Benchmark 2: Re-load data into existing control

This benchmark sets the FlexGrid's ItemsSource to null to clear both data and auto-generated columns, and then sets ItemsSource to a new C1CollectionView instance.

Benchmark 3: Sort single column

We use sorting on data source level, the same what FlexGrid does internally if end-user taps column header:


public async override Task Sort(bool ascending)
{
    var cv = _grid.ItemsSource as C1.Xaml.C1CollectionView;
    using (cv.DeferRefresh())
    {
        cv.SortDescriptions.Clear();
        cv.SortDescriptions.Add(new C1.Xaml.SortDescription("ID", ascending ? C1.Xaml.ListSortDirection.Ascending : C1.Xaml.ListSortDirection.Descending));
    }
}

Note, it's important to use DeferRefresh. Otherwise it will take more time.

Benchmarks 4 and 5: Scroll on 100 rows; Scroll full grid

We thought it would be nice to mimic end-user interaction in this test, but didn't find good way for this. So we decided to stick with bringing specific row into view (used FlexGrid.ScrollIntoView method).

Benchmark 6: Filter column

We use filtering with filter predicate:


public async override Task Filter(bool isActive)
{
   var cv = _grid.ItemsSource as C1.Xaml.C1CollectionView;
   if (cv != null)
   {
      if (isActive)
         cv.Filter = IsActiveFilter;
      else
         cv.Filter = IsInactiveFilter;
   }
}

Benchmark 6: Group by single column

Again, C1CollectionView supports grouping via GroupDescriptions, so we use it:


public override async Task Group()
{
   var cv = _grid.ItemsSource as C1.Xaml.C1CollectionView;
   using (cv.DeferRefresh())
   {
       cv.GroupDescriptions.Clear();
       cv.GroupDescriptions.Add(new C1.Xaml.PropertyGroupDescription("CountryID"));
   }
}

Again, it's important to use DeferRefresh.

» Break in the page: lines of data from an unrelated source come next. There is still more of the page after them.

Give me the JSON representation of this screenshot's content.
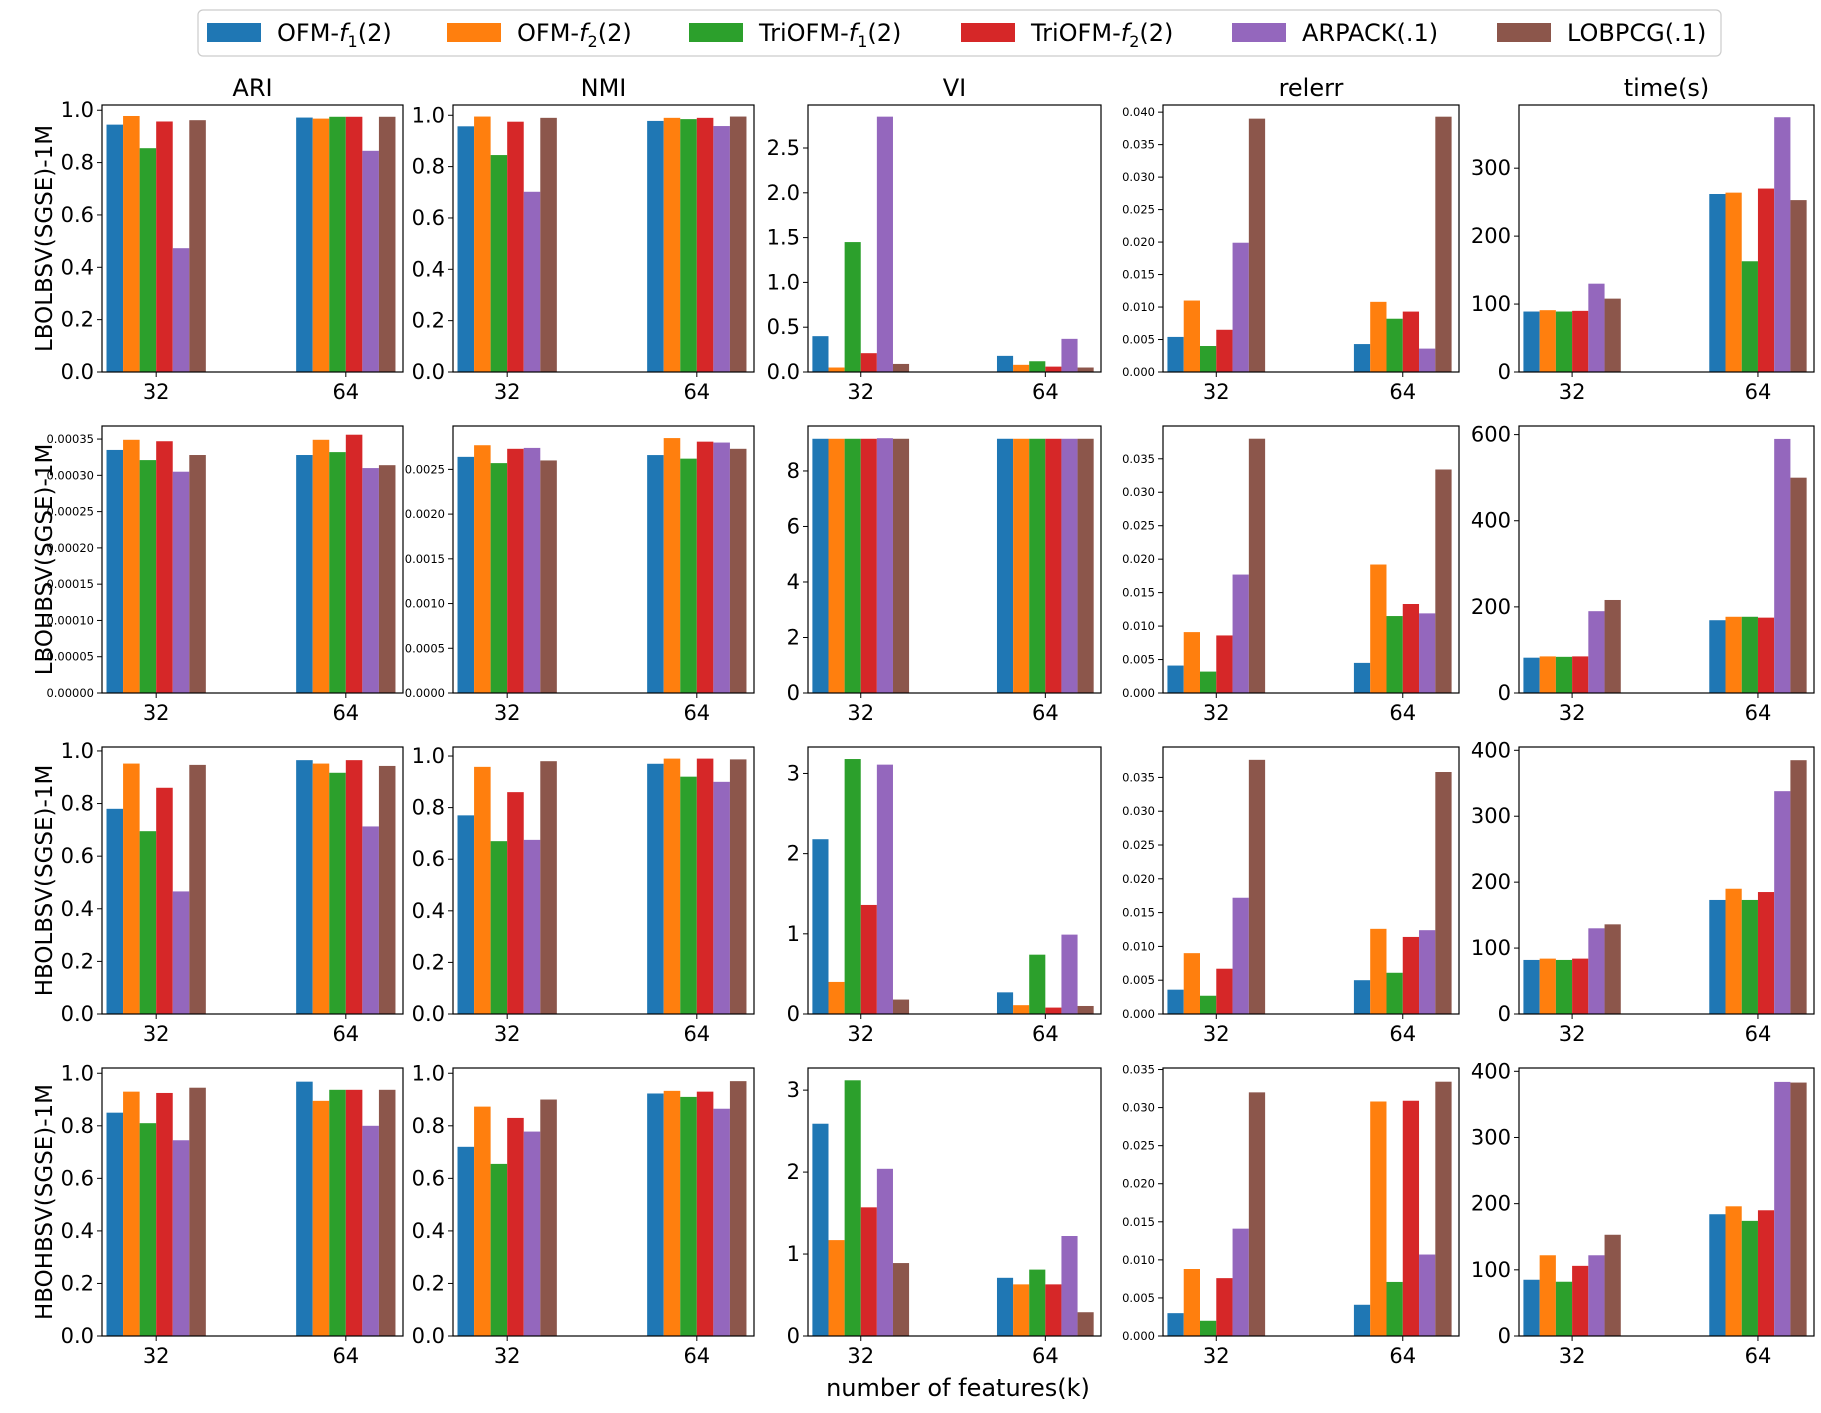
{
  "colors": {
    "OFM-f1": "#1f77b4",
    "OFM-f2": "#ff7f0e",
    "TriOFM-f1": "#2ca02c",
    "TriOFM-f2": "#d62728",
    "ARPACK": "#9467bd",
    "LOBPCG": "#8c564b"
  },
  "legend": {
    "items": [
      {
        "key": "OFM-f1",
        "prefix": "OFM-",
        "f": "f",
        "sub": "1",
        "suffix": "(2)"
      },
      {
        "key": "OFM-f2",
        "prefix": "OFM-",
        "f": "f",
        "sub": "2",
        "suffix": "(2)"
      },
      {
        "key": "TriOFM-f1",
        "prefix": "TriOFM-",
        "f": "f",
        "sub": "1",
        "suffix": "(2)"
      },
      {
        "key": "TriOFM-f2",
        "prefix": "TriOFM-",
        "f": "f",
        "sub": "2",
        "suffix": "(2)"
      },
      {
        "key": "ARPACK",
        "prefix": "ARPACK(.1)",
        "f": "",
        "sub": "",
        "suffix": ""
      },
      {
        "key": "LOBPCG",
        "prefix": "LOBPCG(.1)",
        "f": "",
        "sub": "",
        "suffix": ""
      }
    ]
  },
  "chart_data": {
    "type": "bar",
    "xlabel": "number of features(k)",
    "categories": [
      "32",
      "64"
    ],
    "series_names": [
      "OFM-f1(2)",
      "OFM-f2(2)",
      "TriOFM-f1(2)",
      "TriOFM-f2(2)",
      "ARPACK(.1)",
      "LOBPCG(.1)"
    ],
    "series_keys": [
      "OFM-f1",
      "OFM-f2",
      "TriOFM-f1",
      "TriOFM-f2",
      "ARPACK",
      "LOBPCG"
    ],
    "columns": [
      "ARI",
      "NMI",
      "VI",
      "relerr",
      "time(s)"
    ],
    "rows": [
      {
        "label": "LBOLBSV(SGSE)-1M",
        "panels": [
          {
            "ylim": [
              0,
              1.02
            ],
            "ticks": [
              "0.0",
              "0.2",
              "0.4",
              "0.6",
              "0.8",
              "1.0"
            ],
            "tick_values": [
              0,
              0.2,
              0.4,
              0.6,
              0.8,
              1.0
            ],
            "tick_size": "big",
            "values": [
              [
                0.945,
                0.978,
                0.855,
                0.957,
                0.473,
                0.962
              ],
              [
                0.972,
                0.968,
                0.975,
                0.975,
                0.845,
                0.975
              ]
            ]
          },
          {
            "ylim": [
              0,
              1.04
            ],
            "ticks": [
              "0.0",
              "0.2",
              "0.4",
              "0.6",
              "0.8",
              "1.0"
            ],
            "tick_values": [
              0,
              0.2,
              0.4,
              0.6,
              0.8,
              1.0
            ],
            "tick_size": "big",
            "values": [
              [
                0.957,
                0.995,
                0.845,
                0.975,
                0.702,
                0.99
              ],
              [
                0.978,
                0.99,
                0.985,
                0.99,
                0.958,
                0.995
              ]
            ]
          },
          {
            "ylim": [
              0,
              2.98
            ],
            "ticks": [
              "0.0",
              "0.5",
              "1.0",
              "1.5",
              "2.0",
              "2.5"
            ],
            "tick_values": [
              0,
              0.5,
              1.0,
              1.5,
              2.0,
              2.5
            ],
            "tick_size": "big",
            "values": [
              [
                0.4,
                0.05,
                1.45,
                0.21,
                2.85,
                0.09
              ],
              [
                0.18,
                0.08,
                0.12,
                0.06,
                0.37,
                0.05
              ]
            ]
          },
          {
            "ylim": [
              0,
              0.0411
            ],
            "ticks": [
              "0.000",
              "0.005",
              "0.010",
              "0.015",
              "0.020",
              "0.025",
              "0.030",
              "0.035",
              "0.040"
            ],
            "tick_values": [
              0,
              0.005,
              0.01,
              0.015,
              0.02,
              0.025,
              0.03,
              0.035,
              0.04
            ],
            "tick_size": "small",
            "values": [
              [
                0.0054,
                0.011,
                0.004,
                0.0065,
                0.0199,
                0.039
              ],
              [
                0.0043,
                0.0108,
                0.0082,
                0.0093,
                0.0036,
                0.0393
              ]
            ]
          },
          {
            "ylim": [
              0,
              393
            ],
            "ticks": [
              "0",
              "100",
              "200",
              "300"
            ],
            "tick_values": [
              0,
              100,
              200,
              300
            ],
            "tick_size": "big",
            "values": [
              [
                89,
                91,
                89,
                90,
                130,
                108
              ],
              [
                262,
                264,
                163,
                270,
                375,
                253
              ]
            ]
          }
        ]
      },
      {
        "label": "LBOHBSV(SGSE)-1M",
        "panels": [
          {
            "ylim": [
              0,
              0.000368
            ],
            "ticks": [
              "0.00000",
              "0.00005",
              "0.00010",
              "0.00015",
              "0.00020",
              "0.00025",
              "0.00030",
              "0.00035"
            ],
            "tick_values": [
              0,
              5e-05,
              0.0001,
              0.00015,
              0.0002,
              0.00025,
              0.0003,
              0.00035
            ],
            "tick_size": "small",
            "values": [
              [
                0.000335,
                0.000349,
                0.000321,
                0.000347,
                0.000305,
                0.000328
              ],
              [
                0.000328,
                0.000349,
                0.000332,
                0.000356,
                0.00031,
                0.000314
              ]
            ]
          },
          {
            "ylim": [
              0,
              0.002985
            ],
            "ticks": [
              "0.0000",
              "0.0005",
              "0.0010",
              "0.0015",
              "0.0020",
              "0.0025"
            ],
            "tick_values": [
              0,
              0.0005,
              0.001,
              0.0015,
              0.002,
              0.0025
            ],
            "tick_size": "small",
            "values": [
              [
                0.00264,
                0.00277,
                0.00257,
                0.00273,
                0.00274,
                0.0026
              ],
              [
                0.00266,
                0.00285,
                0.00262,
                0.00281,
                0.0028,
                0.00273
              ]
            ]
          },
          {
            "ylim": [
              0,
              9.62
            ],
            "ticks": [
              "0",
              "2",
              "4",
              "6",
              "8"
            ],
            "tick_values": [
              0,
              2,
              4,
              6,
              8
            ],
            "tick_size": "big",
            "values": [
              [
                9.16,
                9.16,
                9.16,
                9.16,
                9.18,
                9.16
              ],
              [
                9.16,
                9.16,
                9.16,
                9.16,
                9.16,
                9.16
              ]
            ]
          },
          {
            "ylim": [
              0,
              0.0399
            ],
            "ticks": [
              "0.000",
              "0.005",
              "0.010",
              "0.015",
              "0.020",
              "0.025",
              "0.030",
              "0.035"
            ],
            "tick_values": [
              0,
              0.005,
              0.01,
              0.015,
              0.02,
              0.025,
              0.03,
              0.035
            ],
            "tick_size": "small",
            "values": [
              [
                0.0041,
                0.0091,
                0.0032,
                0.0086,
                0.0177,
                0.038
              ],
              [
                0.0045,
                0.0192,
                0.0115,
                0.0133,
                0.0119,
                0.0334
              ]
            ]
          },
          {
            "ylim": [
              0,
              620
            ],
            "ticks": [
              "0",
              "200",
              "400",
              "600"
            ],
            "tick_values": [
              0,
              200,
              400,
              600
            ],
            "tick_size": "big",
            "values": [
              [
                82,
                85,
                84,
                85,
                190,
                216
              ],
              [
                169,
                177,
                177,
                175,
                590,
                500
              ]
            ]
          }
        ]
      },
      {
        "label": "HBOLBSV(SGSE)-1M",
        "panels": [
          {
            "ylim": [
              0,
              1.015
            ],
            "ticks": [
              "0.0",
              "0.2",
              "0.4",
              "0.6",
              "0.8",
              "1.0"
            ],
            "tick_values": [
              0,
              0.2,
              0.4,
              0.6,
              0.8,
              1.0
            ],
            "tick_size": "big",
            "values": [
              [
                0.78,
                0.952,
                0.695,
                0.86,
                0.466,
                0.947
              ],
              [
                0.965,
                0.952,
                0.917,
                0.965,
                0.713,
                0.943
              ]
            ]
          },
          {
            "ylim": [
              0,
              1.035
            ],
            "ticks": [
              "0.0",
              "0.2",
              "0.4",
              "0.6",
              "0.8",
              "1.0"
            ],
            "tick_values": [
              0,
              0.2,
              0.4,
              0.6,
              0.8,
              1.0
            ],
            "tick_size": "big",
            "values": [
              [
                0.77,
                0.958,
                0.67,
                0.86,
                0.675,
                0.98
              ],
              [
                0.97,
                0.99,
                0.92,
                0.99,
                0.9,
                0.987
              ]
            ]
          },
          {
            "ylim": [
              0,
              3.33
            ],
            "ticks": [
              "0",
              "1",
              "2",
              "3"
            ],
            "tick_values": [
              0,
              1,
              2,
              3
            ],
            "tick_size": "big",
            "values": [
              [
                2.18,
                0.4,
                3.18,
                1.36,
                3.11,
                0.18
              ],
              [
                0.27,
                0.11,
                0.74,
                0.08,
                0.99,
                0.1
              ]
            ]
          },
          {
            "ylim": [
              0,
              0.0395
            ],
            "ticks": [
              "0.000",
              "0.005",
              "0.010",
              "0.015",
              "0.020",
              "0.025",
              "0.030",
              "0.035"
            ],
            "tick_values": [
              0,
              0.005,
              0.01,
              0.015,
              0.02,
              0.025,
              0.03,
              0.035
            ],
            "tick_size": "small",
            "values": [
              [
                0.0036,
                0.009,
                0.0027,
                0.0067,
                0.0172,
                0.0376
              ],
              [
                0.005,
                0.0126,
                0.0061,
                0.0114,
                0.0124,
                0.0358
              ]
            ]
          },
          {
            "ylim": [
              0,
              405
            ],
            "ticks": [
              "0",
              "100",
              "200",
              "300",
              "400"
            ],
            "tick_values": [
              0,
              100,
              200,
              300,
              400
            ],
            "tick_size": "big",
            "values": [
              [
                82,
                84,
                82,
                84,
                130,
                136
              ],
              [
                173,
                190,
                173,
                185,
                338,
                385
              ]
            ]
          }
        ]
      },
      {
        "label": "HBOHBSV(SGSE)-1M",
        "panels": [
          {
            "ylim": [
              0,
              1.02
            ],
            "ticks": [
              "0.0",
              "0.2",
              "0.4",
              "0.6",
              "0.8",
              "1.0"
            ],
            "tick_values": [
              0,
              0.2,
              0.4,
              0.6,
              0.8,
              1.0
            ],
            "tick_size": "big",
            "values": [
              [
                0.85,
                0.93,
                0.81,
                0.925,
                0.745,
                0.945
              ],
              [
                0.968,
                0.895,
                0.937,
                0.937,
                0.8,
                0.937
              ]
            ]
          },
          {
            "ylim": [
              0,
              1.02
            ],
            "ticks": [
              "0.0",
              "0.2",
              "0.4",
              "0.6",
              "0.8",
              "1.0"
            ],
            "tick_values": [
              0,
              0.2,
              0.4,
              0.6,
              0.8,
              1.0
            ],
            "tick_size": "big",
            "values": [
              [
                0.72,
                0.873,
                0.655,
                0.83,
                0.778,
                0.9
              ],
              [
                0.923,
                0.933,
                0.91,
                0.93,
                0.865,
                0.97
              ]
            ]
          },
          {
            "ylim": [
              0,
              3.27
            ],
            "ticks": [
              "0",
              "1",
              "2",
              "3"
            ],
            "tick_values": [
              0,
              1,
              2,
              3
            ],
            "tick_size": "big",
            "values": [
              [
                2.59,
                1.17,
                3.12,
                1.57,
                2.04,
                0.89
              ],
              [
                0.71,
                0.63,
                0.81,
                0.63,
                1.22,
                0.29
              ]
            ]
          },
          {
            "ylim": [
              0,
              0.0352
            ],
            "ticks": [
              "0.000",
              "0.005",
              "0.010",
              "0.015",
              "0.020",
              "0.025",
              "0.030",
              "0.035"
            ],
            "tick_values": [
              0,
              0.005,
              0.01,
              0.015,
              0.02,
              0.025,
              0.03,
              0.035
            ],
            "tick_size": "small",
            "values": [
              [
                0.003,
                0.0088,
                0.002,
                0.0076,
                0.0141,
                0.032
              ],
              [
                0.0041,
                0.0308,
                0.0071,
                0.0309,
                0.0107,
                0.0334
              ]
            ]
          },
          {
            "ylim": [
              0,
              405
            ],
            "ticks": [
              "0",
              "100",
              "200",
              "300",
              "400"
            ],
            "tick_values": [
              0,
              100,
              200,
              300,
              400
            ],
            "tick_size": "big",
            "values": [
              [
                85,
                122,
                82,
                106,
                122,
                153
              ],
              [
                184,
                196,
                174,
                190,
                384,
                383
              ]
            ]
          }
        ]
      }
    ]
  }
}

Test Results and Progress Comparing with 2016 v2

For 2017 v1 release we worked on performance optimization and got significant improvements. Below are comparison charts showing the difference comparing with 2016 v2 release.

Results for 1000 data rows

Results for 1000 data rows

Results for 10 000 data rows

Results for 10 000 data rows

Results for 100 000 data rows

Results for 100 000 data rows

You see that sorting and grouping show some degradation depending on data size. This is limitation of the current C1CollectionView implementation. It uses a generic approach based on SortDescriptions, GroupDescriptions and reflection. If sorting performance on big data is critical for your application, it's possible to set C1CollectionView.CustomSort property to your custom IComparer implementation. As it doesn't need reflection, it works much faster.

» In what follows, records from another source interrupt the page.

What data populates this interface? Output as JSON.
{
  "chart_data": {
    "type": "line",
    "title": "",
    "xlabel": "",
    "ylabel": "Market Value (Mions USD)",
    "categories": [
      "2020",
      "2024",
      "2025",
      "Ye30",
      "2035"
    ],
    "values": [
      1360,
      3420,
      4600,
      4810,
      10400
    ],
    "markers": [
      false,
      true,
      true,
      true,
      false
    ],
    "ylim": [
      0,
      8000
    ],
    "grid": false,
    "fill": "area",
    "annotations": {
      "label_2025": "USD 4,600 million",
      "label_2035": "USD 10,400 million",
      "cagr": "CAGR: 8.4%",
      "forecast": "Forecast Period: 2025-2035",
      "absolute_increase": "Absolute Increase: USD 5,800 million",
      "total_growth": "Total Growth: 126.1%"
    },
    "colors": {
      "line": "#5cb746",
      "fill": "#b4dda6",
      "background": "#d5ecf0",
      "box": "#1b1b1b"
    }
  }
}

Environment, Conditions and Limitations

The benchmarks were run on HP ENVY-23 All-in-One Desktop with next parameters:

Intel i7 quad-core CPU @ 3.10 GHz
8 GB RAM
NVIDIA GeForce GT 630M display adapter, Full HD (1920 x 1080) resolution
Windows 10 Pro 64-bit OS Version 10.0.14393 Build 14393

All results were get from release version compiled with .Net Native tool chain. It is important as that is what your customers will get from Windows Store.

If you try to repeat tests on your machine, please always check the list of currently running processes. I noticed that every time I rebuild and run the UWP application, Windows starts a 'Microsoft Compatibility Telemetry' process, which eats up a lot of CPU and affects application performance badly. You need to stop it before running tests or you'll get incomparable results. Windows is not a real-time OS, so you might also have other running processes that affect application performance. Try to keep the same small set of running processes when you repeat tests.